After a brief respite from heavy rain, Environment Canada has issued a rainfall warning for Metro Vancouver as a strong Pacific storm hits the B.C. coast.
Earlier this week, the New Year's Eve forecast included a warning for up to 60 millimetres of rain to fall through Tuesday evening. Now, the warning states that rain, at times heavy, is expected from later this afternoon through Friday night.
The strong Pacific storm is expected to make its way in this afternoon, with precipitation spreading onto the south coast by noon. What's more, the forecast notes that rain may be briefly mixed with wet snow in the afternoon.
The storm is expected to intensify later tonight and persist through Friday, bringing 60 to 90 millimetres of rain over the Howe Sound and Metro Vancouver — central and North Shore.
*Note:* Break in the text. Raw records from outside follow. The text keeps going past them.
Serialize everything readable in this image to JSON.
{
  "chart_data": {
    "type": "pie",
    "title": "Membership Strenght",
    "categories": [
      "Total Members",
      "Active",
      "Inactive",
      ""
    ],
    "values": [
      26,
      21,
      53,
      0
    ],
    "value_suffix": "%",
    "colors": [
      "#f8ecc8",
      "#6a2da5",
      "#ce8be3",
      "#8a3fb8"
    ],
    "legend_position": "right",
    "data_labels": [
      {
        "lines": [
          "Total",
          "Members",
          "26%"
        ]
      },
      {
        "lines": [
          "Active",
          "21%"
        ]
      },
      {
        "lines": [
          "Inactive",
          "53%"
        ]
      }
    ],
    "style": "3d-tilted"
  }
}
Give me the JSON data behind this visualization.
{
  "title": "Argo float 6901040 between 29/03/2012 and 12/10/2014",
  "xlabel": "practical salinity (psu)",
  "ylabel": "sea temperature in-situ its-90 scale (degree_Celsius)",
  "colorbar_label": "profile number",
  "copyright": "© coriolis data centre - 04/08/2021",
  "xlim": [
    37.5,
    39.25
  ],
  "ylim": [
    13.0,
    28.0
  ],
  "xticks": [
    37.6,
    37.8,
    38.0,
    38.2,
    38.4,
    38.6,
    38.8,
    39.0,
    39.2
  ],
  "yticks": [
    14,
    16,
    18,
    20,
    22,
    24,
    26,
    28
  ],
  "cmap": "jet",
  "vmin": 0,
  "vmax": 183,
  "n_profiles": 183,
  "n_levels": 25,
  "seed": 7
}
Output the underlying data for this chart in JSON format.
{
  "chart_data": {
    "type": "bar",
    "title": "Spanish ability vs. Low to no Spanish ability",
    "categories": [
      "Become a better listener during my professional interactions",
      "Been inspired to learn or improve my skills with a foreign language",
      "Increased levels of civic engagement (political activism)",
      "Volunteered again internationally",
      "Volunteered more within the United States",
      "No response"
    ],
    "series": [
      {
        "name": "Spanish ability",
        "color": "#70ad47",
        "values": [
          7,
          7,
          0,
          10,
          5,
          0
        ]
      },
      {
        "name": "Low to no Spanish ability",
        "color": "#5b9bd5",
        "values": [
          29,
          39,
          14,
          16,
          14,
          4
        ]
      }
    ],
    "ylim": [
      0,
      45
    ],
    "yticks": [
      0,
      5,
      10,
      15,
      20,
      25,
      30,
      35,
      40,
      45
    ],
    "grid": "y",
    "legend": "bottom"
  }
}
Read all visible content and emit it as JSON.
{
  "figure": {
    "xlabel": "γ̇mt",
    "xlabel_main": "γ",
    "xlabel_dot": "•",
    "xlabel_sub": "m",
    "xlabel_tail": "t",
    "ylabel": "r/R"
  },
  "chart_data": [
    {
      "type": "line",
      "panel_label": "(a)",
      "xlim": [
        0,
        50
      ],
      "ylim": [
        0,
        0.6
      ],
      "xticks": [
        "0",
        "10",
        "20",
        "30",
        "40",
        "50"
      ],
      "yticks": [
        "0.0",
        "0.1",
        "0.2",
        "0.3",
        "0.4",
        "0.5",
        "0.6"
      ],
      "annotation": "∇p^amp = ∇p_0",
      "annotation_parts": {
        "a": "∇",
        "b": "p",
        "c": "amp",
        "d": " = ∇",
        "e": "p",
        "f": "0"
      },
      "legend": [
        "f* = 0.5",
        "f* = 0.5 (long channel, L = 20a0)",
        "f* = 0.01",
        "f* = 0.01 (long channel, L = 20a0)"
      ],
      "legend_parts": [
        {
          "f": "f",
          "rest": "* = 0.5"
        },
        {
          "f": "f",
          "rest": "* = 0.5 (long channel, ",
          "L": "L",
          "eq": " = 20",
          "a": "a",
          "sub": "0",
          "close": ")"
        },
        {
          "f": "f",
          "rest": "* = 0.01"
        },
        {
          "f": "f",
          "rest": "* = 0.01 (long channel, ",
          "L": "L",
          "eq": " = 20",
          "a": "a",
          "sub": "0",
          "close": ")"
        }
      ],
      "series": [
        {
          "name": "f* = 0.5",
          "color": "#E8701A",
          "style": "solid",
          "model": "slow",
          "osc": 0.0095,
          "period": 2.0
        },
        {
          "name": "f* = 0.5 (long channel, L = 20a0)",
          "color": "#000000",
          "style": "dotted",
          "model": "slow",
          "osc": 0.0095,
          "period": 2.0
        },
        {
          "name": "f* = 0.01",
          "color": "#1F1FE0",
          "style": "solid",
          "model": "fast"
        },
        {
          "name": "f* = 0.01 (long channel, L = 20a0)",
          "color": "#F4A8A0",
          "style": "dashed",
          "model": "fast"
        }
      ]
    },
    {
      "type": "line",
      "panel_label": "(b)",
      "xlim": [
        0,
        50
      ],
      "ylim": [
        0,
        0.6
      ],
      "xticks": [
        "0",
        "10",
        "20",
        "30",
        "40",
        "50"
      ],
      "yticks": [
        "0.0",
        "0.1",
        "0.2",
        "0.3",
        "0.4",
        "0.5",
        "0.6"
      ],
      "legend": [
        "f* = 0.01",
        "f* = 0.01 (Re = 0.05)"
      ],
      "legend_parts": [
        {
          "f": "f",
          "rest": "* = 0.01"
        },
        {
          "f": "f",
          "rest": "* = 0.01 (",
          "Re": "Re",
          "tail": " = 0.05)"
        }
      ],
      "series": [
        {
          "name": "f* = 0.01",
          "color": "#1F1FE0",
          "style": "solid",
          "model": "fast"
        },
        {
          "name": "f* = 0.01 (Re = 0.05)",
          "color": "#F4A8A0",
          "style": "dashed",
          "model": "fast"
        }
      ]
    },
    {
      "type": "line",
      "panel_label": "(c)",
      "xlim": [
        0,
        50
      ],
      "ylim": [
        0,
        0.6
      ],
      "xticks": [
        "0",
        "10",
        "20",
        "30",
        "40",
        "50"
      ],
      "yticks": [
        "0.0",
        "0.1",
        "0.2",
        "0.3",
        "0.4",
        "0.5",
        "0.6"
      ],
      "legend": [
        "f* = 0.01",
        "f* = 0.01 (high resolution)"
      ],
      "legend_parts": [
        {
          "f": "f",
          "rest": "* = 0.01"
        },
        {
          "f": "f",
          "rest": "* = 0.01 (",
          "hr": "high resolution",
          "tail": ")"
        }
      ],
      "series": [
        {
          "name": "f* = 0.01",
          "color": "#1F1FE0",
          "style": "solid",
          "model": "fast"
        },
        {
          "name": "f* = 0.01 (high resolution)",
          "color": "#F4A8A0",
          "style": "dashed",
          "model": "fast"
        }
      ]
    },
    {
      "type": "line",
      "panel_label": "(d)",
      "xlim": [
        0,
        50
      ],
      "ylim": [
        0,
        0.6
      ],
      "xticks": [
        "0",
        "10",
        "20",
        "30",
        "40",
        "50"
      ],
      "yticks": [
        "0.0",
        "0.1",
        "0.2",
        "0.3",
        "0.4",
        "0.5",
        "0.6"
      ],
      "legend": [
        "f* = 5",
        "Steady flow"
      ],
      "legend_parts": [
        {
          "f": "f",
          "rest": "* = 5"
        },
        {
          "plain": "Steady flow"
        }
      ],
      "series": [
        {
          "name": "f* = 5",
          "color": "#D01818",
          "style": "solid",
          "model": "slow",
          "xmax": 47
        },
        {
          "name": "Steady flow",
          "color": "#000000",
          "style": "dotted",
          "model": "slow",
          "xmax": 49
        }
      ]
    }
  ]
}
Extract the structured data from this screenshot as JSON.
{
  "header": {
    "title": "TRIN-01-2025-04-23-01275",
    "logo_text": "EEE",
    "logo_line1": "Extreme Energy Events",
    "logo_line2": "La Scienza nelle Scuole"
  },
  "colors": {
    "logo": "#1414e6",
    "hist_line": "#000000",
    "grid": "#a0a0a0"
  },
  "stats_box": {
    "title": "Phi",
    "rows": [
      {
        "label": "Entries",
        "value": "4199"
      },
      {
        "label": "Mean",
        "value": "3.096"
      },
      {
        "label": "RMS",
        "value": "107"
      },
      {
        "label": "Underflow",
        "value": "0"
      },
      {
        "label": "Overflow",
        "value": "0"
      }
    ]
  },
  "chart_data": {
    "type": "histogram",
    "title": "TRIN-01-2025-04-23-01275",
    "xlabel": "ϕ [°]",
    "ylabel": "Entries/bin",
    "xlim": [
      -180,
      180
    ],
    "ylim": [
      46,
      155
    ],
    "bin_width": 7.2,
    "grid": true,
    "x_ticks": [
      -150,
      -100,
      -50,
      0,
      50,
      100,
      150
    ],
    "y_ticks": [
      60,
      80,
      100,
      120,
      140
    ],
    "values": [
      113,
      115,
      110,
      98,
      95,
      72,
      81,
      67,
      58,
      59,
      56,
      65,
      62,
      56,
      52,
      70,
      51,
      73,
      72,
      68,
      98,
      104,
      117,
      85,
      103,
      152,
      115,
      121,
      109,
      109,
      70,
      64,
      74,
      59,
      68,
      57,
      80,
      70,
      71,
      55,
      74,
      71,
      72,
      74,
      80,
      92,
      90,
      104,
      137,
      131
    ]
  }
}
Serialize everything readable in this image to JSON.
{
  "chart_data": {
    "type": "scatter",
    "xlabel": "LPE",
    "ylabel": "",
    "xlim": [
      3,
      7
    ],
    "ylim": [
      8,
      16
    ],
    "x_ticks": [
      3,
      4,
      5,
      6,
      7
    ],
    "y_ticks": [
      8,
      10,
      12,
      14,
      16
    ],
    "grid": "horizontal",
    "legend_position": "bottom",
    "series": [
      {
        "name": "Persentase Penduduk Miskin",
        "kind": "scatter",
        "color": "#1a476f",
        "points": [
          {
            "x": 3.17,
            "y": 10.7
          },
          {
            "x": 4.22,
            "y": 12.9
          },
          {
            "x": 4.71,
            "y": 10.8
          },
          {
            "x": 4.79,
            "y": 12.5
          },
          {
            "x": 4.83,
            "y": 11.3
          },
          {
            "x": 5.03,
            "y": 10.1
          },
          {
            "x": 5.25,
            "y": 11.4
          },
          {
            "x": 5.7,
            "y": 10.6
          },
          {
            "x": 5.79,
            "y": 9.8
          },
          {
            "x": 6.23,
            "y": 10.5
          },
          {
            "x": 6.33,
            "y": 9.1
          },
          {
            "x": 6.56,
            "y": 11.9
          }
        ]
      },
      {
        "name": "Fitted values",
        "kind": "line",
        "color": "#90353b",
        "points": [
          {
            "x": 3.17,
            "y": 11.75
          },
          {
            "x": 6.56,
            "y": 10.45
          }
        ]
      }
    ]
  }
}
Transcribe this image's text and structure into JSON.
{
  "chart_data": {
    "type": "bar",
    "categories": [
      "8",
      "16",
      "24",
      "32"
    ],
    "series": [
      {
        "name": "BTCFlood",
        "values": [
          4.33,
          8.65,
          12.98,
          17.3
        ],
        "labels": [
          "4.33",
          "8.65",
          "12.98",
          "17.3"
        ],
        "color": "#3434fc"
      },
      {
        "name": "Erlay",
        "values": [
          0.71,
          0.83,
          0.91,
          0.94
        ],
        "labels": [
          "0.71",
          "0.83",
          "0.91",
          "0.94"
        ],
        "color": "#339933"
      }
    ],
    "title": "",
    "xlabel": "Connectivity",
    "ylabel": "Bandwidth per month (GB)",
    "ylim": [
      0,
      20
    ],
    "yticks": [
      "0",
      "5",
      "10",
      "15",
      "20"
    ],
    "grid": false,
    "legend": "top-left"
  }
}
The warning notes that the heavy downpours can cause flash floods and water pooling on roads. Localized flooding in low-lying areas is also possible.
The rainfall warning is in effect for:
- Metro Vancouver - central including Vancouver, Burnaby and New Westminster
- Metro Vancouver - North Shore including West Vancouver and North Vancouver
While the rainfall is expected to diminish in intensity by Friday night, rain is expected to continue through the rest of the week. Saturday's forecast calls for a 70 per cent chance of showers during the day and periods of rain overnight, while Sunday calls for rain during the day. However, the evening is expected to be cloudy and dry.
The forecast also calls for periods of rain on Monday, Tuesday and Wednesday next week.
Metro Vancouver Weather Forecast
B.C. Winter Forecast
Back in September, The Weather Network predicted that British Columbia would have a milder winter, but that December was a “wild card.”
Since then, the winter forecast has been updated to include the most recent prediction, which calls for milder temperatures along the B.C. coast and across much of Northern B.C. While northeastern B.C. to the southern interior will see near normal temperatures.
While the north coast region is, “expected to see above average rainfall and alpine snow,” the south coast region is expected to be drier than normal. With this in mind, the forecast adds that this dry pattern may break at times during the season. During these breaks, the Lower Mainland could have the “potential to see several weeks’ worth of precipitation in just five to 10 days.”